THEMIS images Mars both during the day and at night, when it still sees the surface quite well by the heat radiation that emanates from it. THEMIS is at its best when the contrast between the daytime and nighttime measurements is at its height, which is apparently true at 3 pm / 3 am. THEMIS can still gather data in the 5 pm orbit, but its principal investigator, Phil Christensen, is quoted as saying that "Many of THEMIS' most significant scientific results have come from data collected during the first six months after we arrived at Mars in late 2001," when Odyssey was in a 4 pm orbit. He goes on to say that THEMIS will just "work better" in the new orbit. So, look out -- by late next year, we should begin to see the first conference presentations from a THEMIS instrument that has a new lease on life.

Interestingly, the earlier orbit may produce some ripple effect across other Mars missions. Odyssey is the orbiter that is most often used by the Mars Exploration Rovers to relay their data back to Earth. At present, with Odyssey passing overhead near 5 pm (give or take, depending upon how far east or west the ground track of the nearest-to-overhead orbit happens to fall on a given day), the rovers currently end their working days with a communications pass. But if Odyssey passes overhead at the warmest time of day -- just when the rovers are most likely to want to be doing activities like driving -- then the rovers will have to halt activity in order to do communications sessions.

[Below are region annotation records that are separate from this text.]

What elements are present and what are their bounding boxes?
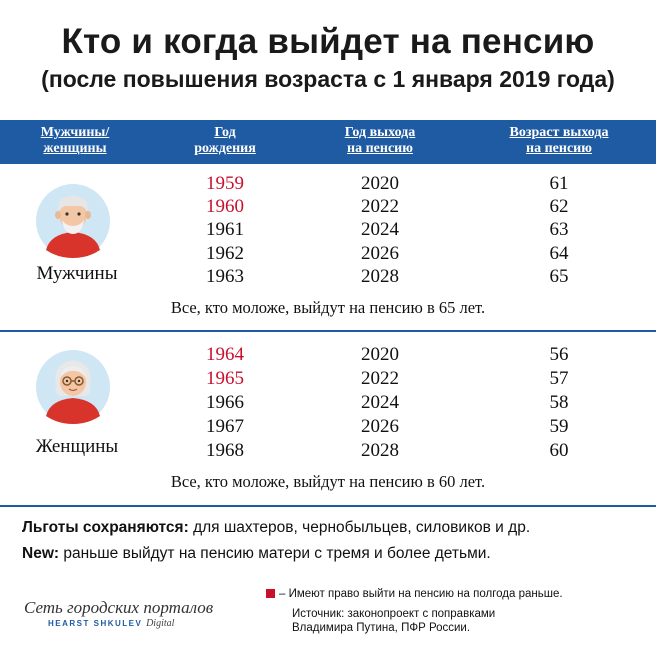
table-row: 1966 2024 58 bbox=[206, 392, 569, 413]
benefits-line: Льготы сохраняются: для шахтеров, черноб… bbox=[22, 519, 531, 536]
logo: Сеть городских порталов bbox=[24, 598, 214, 617]
table-row: 1967 2026 59 bbox=[206, 416, 569, 437]
section-divider bbox=[0, 330, 656, 332]
new-info-line: New: раньше выйдут на пенсию матери с тр… bbox=[22, 545, 491, 562]
header-birth-year: Год рождения bbox=[194, 125, 256, 156]
table-row: 1962 2026 64 bbox=[206, 243, 569, 264]
source-note: Источник: законопроект с поправками Влад… bbox=[292, 608, 496, 634]
table-row: 1965 2022 57 bbox=[206, 368, 569, 389]
section-divider bbox=[0, 505, 656, 507]
table-row: 1968 2028 60 bbox=[206, 440, 569, 461]
header-exit-age: Возраст выхода на пенсию bbox=[509, 125, 609, 156]
table-row: 1964 2020 56 bbox=[206, 344, 569, 365]
table-row: 1963 2028 65 bbox=[206, 266, 569, 287]
table-row: 1961 2024 63 bbox=[206, 219, 569, 240]
red-square-icon bbox=[266, 589, 275, 599]
old-woman-icon bbox=[36, 350, 110, 424]
header-gender: Мужчины/ женщины bbox=[40, 125, 110, 156]
women-note: Все, кто моложе, выйдут на пенсию в 60 л… bbox=[170, 472, 486, 491]
men-label: Мужчины bbox=[36, 263, 118, 284]
women-label: Женщины bbox=[35, 436, 119, 457]
legend: – Имеют право выйти на пенсию на полгода… bbox=[266, 588, 563, 600]
old-man-icon bbox=[36, 184, 110, 258]
page-subtitle: (после повышения возраста с 1 января 201… bbox=[41, 66, 615, 92]
table-row: 1959 2020 61 bbox=[206, 173, 569, 194]
logo-subtitle: HEARST SHKULEV Digital bbox=[48, 618, 175, 629]
table-header: Мужчины/ женщины Год рождения Год выхода… bbox=[0, 120, 656, 164]
page-title: Кто и когда выйдет на пенсию bbox=[61, 22, 595, 61]
header-exit-year: Год выхода на пенсию bbox=[344, 125, 416, 156]
table-row: 1960 2022 62 bbox=[206, 196, 569, 217]
men-note: Все, кто моложе, выйдут на пенсию в 65 л… bbox=[170, 298, 486, 317]
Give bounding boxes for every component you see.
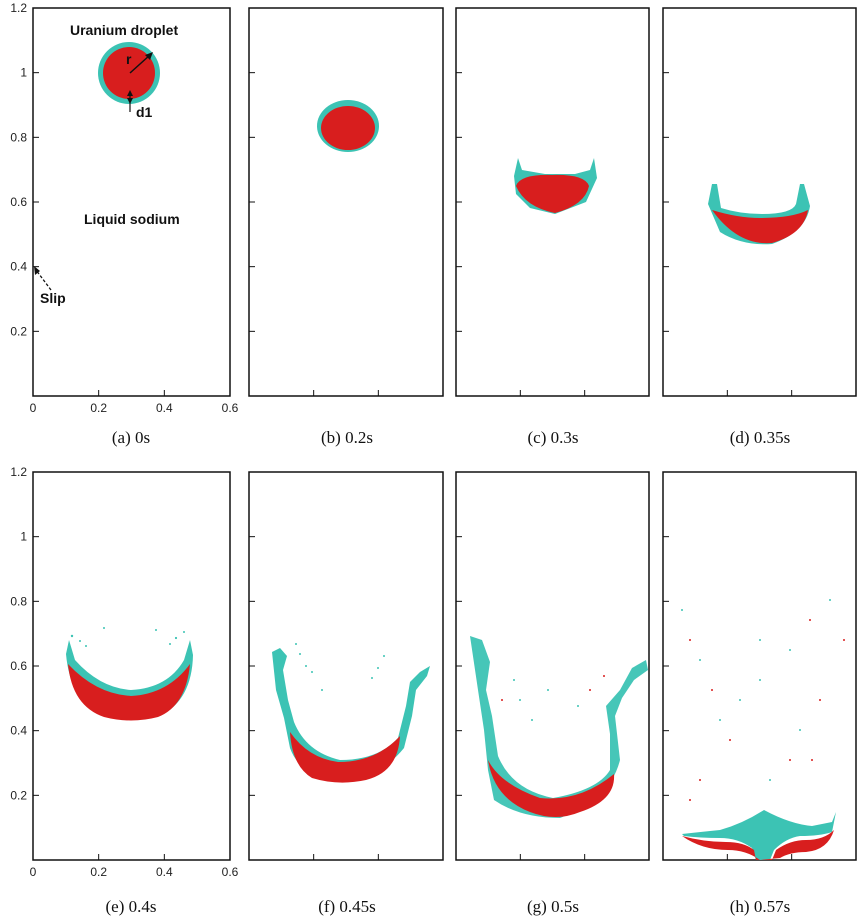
- caption-e: (e) 0.4s: [106, 897, 157, 916]
- radius-label: r: [126, 51, 132, 67]
- axes-layer: 0.2 0.4 0.6 0.8 1 1.2 0 0.2 0.4 0.6 0.2 0.4 0.6 0.8 1 1…: [10, 1, 857, 879]
- droplet-core: [488, 760, 615, 817]
- splash-sheet: [682, 810, 836, 860]
- thickness-arrowhead-down: [127, 98, 133, 104]
- droplet-core: [516, 174, 589, 213]
- caption-a: (a) 0s: [112, 428, 150, 447]
- y-tick-label: 0.2: [10, 324, 27, 338]
- caption-h: (h) 0.57s: [730, 897, 790, 916]
- y-tick-label: 0.2: [10, 788, 27, 802]
- splash-sheet: [470, 636, 648, 818]
- panel-h-frame: [662, 471, 857, 861]
- radius-arrowhead: [145, 52, 153, 60]
- spray-particles: [295, 643, 385, 691]
- spray-particles: [70, 627, 185, 647]
- caption-f: (f) 0.45s: [318, 897, 376, 916]
- x-tick-label: 0.6: [222, 401, 239, 415]
- y-tick-label: 1.2: [10, 1, 27, 15]
- slip-arrow: [35, 269, 52, 291]
- x-tick-label: 0.2: [90, 401, 107, 415]
- spray-particles: [681, 599, 845, 801]
- thickness-label: d1: [136, 104, 153, 120]
- caption-g: (g) 0.5s: [527, 897, 579, 916]
- y-tick-label: 0.8: [10, 130, 27, 144]
- panel-h: [662, 471, 857, 861]
- y-tick-label: 1: [20, 530, 27, 544]
- caption-d: (d) 0.35s: [730, 428, 790, 447]
- droplet-core: [321, 106, 375, 150]
- panel-a: r d1 Uranium droplet Liquid sodium Slip: [32, 7, 231, 397]
- radius-arrow: [129, 54, 151, 74]
- panel-f: [248, 471, 444, 861]
- panel-b-frame: [248, 7, 444, 397]
- panel-b: [248, 7, 444, 397]
- x-tick-label: 0.2: [90, 865, 107, 879]
- y-tick-label: 1: [20, 66, 27, 80]
- spray-particles: [501, 675, 605, 721]
- thickness-arrowhead-up: [127, 90, 133, 96]
- caption-c: (c) 0.3s: [528, 428, 579, 447]
- slip-arrowhead: [34, 266, 40, 275]
- x-tick-label: 0: [30, 401, 37, 415]
- y-tick-label: 0.8: [10, 594, 27, 608]
- panel-d-frame: [662, 7, 857, 397]
- caption-b: (b) 0.2s: [321, 428, 373, 447]
- panel-c: [455, 7, 650, 397]
- x-tick-label: 0.6: [222, 865, 239, 879]
- y-tick-label: 0.4: [10, 260, 27, 274]
- x-tick-label: 0.4: [156, 401, 173, 415]
- boundary-label: Slip: [40, 290, 66, 306]
- uranium-core: [103, 47, 155, 99]
- y-tick-label: 1.2: [10, 465, 27, 479]
- fluid-label: Liquid sodium: [84, 211, 180, 227]
- droplet-core: [712, 210, 808, 244]
- y-tick-label: 0.6: [10, 659, 27, 673]
- droplet-core: [68, 664, 190, 721]
- droplet-label: Uranium droplet: [70, 22, 178, 38]
- x-tick-label: 0: [30, 865, 37, 879]
- x-tick-label: 0.4: [156, 865, 173, 879]
- y-tick-label: 0.4: [10, 724, 27, 738]
- panel-g: [455, 471, 650, 861]
- droplet-core: [290, 732, 400, 783]
- panel-d: [662, 7, 857, 397]
- panel-e-frame: [32, 471, 231, 861]
- droplet-core: [682, 830, 834, 860]
- y-tick-label: 0.6: [10, 195, 27, 209]
- panel-e: [32, 471, 231, 861]
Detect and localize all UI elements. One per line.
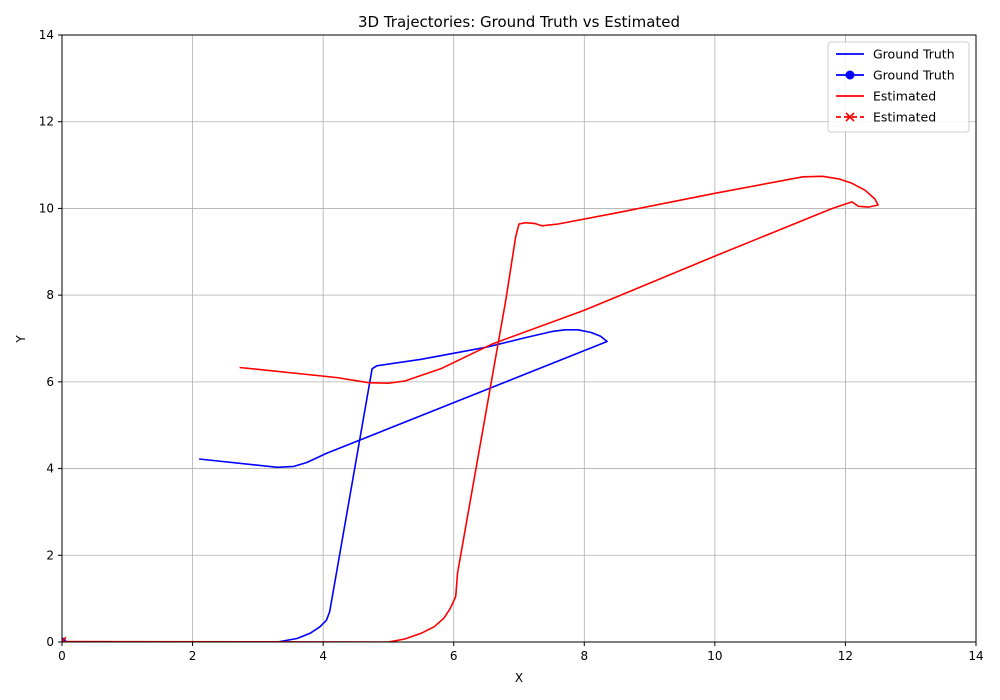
legend-label: Ground Truth — [873, 47, 955, 62]
legend: Ground Truth Ground Truth Estimated Estimat… — [827, 41, 970, 133]
legend-marker — [845, 70, 855, 80]
x-axis-label: X — [515, 671, 523, 685]
ticks: 0 2 4 6 8 10 12 14 0 2 4 6 8 10 12 14 — [39, 28, 984, 663]
x-tick-label: 12 — [838, 649, 853, 663]
y-tick-label: 8 — [46, 288, 54, 302]
legend-item: Ground Truth — [836, 47, 955, 62]
y-axis-label: Y — [14, 335, 28, 344]
grid — [61, 34, 977, 643]
legend-label: Estimated — [873, 110, 936, 125]
legend-box — [827, 41, 970, 133]
legend-marker — [845, 112, 855, 122]
x-tick-label: 6 — [450, 649, 458, 663]
plot-frame — [61, 34, 977, 643]
x-tick-label: 10 — [707, 649, 722, 663]
ground-truth-series-line-0 — [62, 329, 608, 642]
legend-label: Estimated — [873, 89, 936, 104]
legend-label: Ground Truth — [873, 68, 955, 83]
y-tick-label: 0 — [46, 635, 54, 649]
x-tick-label: 0 — [58, 649, 66, 663]
chart-title: 3D Trajectories: Ground Truth vs Estimat… — [358, 13, 680, 31]
y-tick-label: 10 — [39, 201, 54, 215]
y-tick-label: 14 — [39, 28, 54, 42]
y-tick-label: 4 — [46, 462, 54, 476]
y-tick-label: 12 — [39, 115, 54, 129]
estimated-series-line-2 — [62, 175, 879, 642]
y-tick-label: 6 — [46, 375, 54, 389]
y-tick-label: 2 — [46, 548, 54, 562]
x-tick-label: 8 — [580, 649, 588, 663]
series-layer — [62, 175, 879, 642]
x-tick-label: 14 — [968, 649, 983, 663]
legend-item: Estimated — [836, 89, 936, 104]
estimated-point — [62, 636, 67, 642]
x-tick-label: 4 — [319, 649, 327, 663]
legend-item: Ground Truth — [836, 68, 955, 83]
legend-item: Estimated — [836, 110, 936, 125]
x-tick-label: 2 — [189, 649, 197, 663]
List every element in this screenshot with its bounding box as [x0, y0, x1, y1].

I sent a question about this to JPL, and project manager John Callas was kind enough to reply. He said that, "At some point as the [communications] pass moves earlier, we will add in activities after the pass, before the end of the rover's day." This is OK if those after-pass activities are things like imaging, but problematic for drives; if the rover were to drive after the end-of-day communications pass, then Earth wouldn't have up-to-date information on the rover's position to plan the next drive. And remember that Opportunity has just embarked on a very long driving campaign -- might the earlier Odyssey passes prevent Opportunity from reaching its maximum potential drive time?

In answer to this, John said, "the earlier passes may affect Opportunity's drive duration. Not all drives will run up against the UHF pass, but the long ones would. One option for the project is to move the morning HGA pass earlier and start any long drives earlier." The "morning HGA pass" refers to the commands that are sent to the rover, direct from Earth to its high-gain antenna, so they aren't affected by the timing of Odyssey's orbit.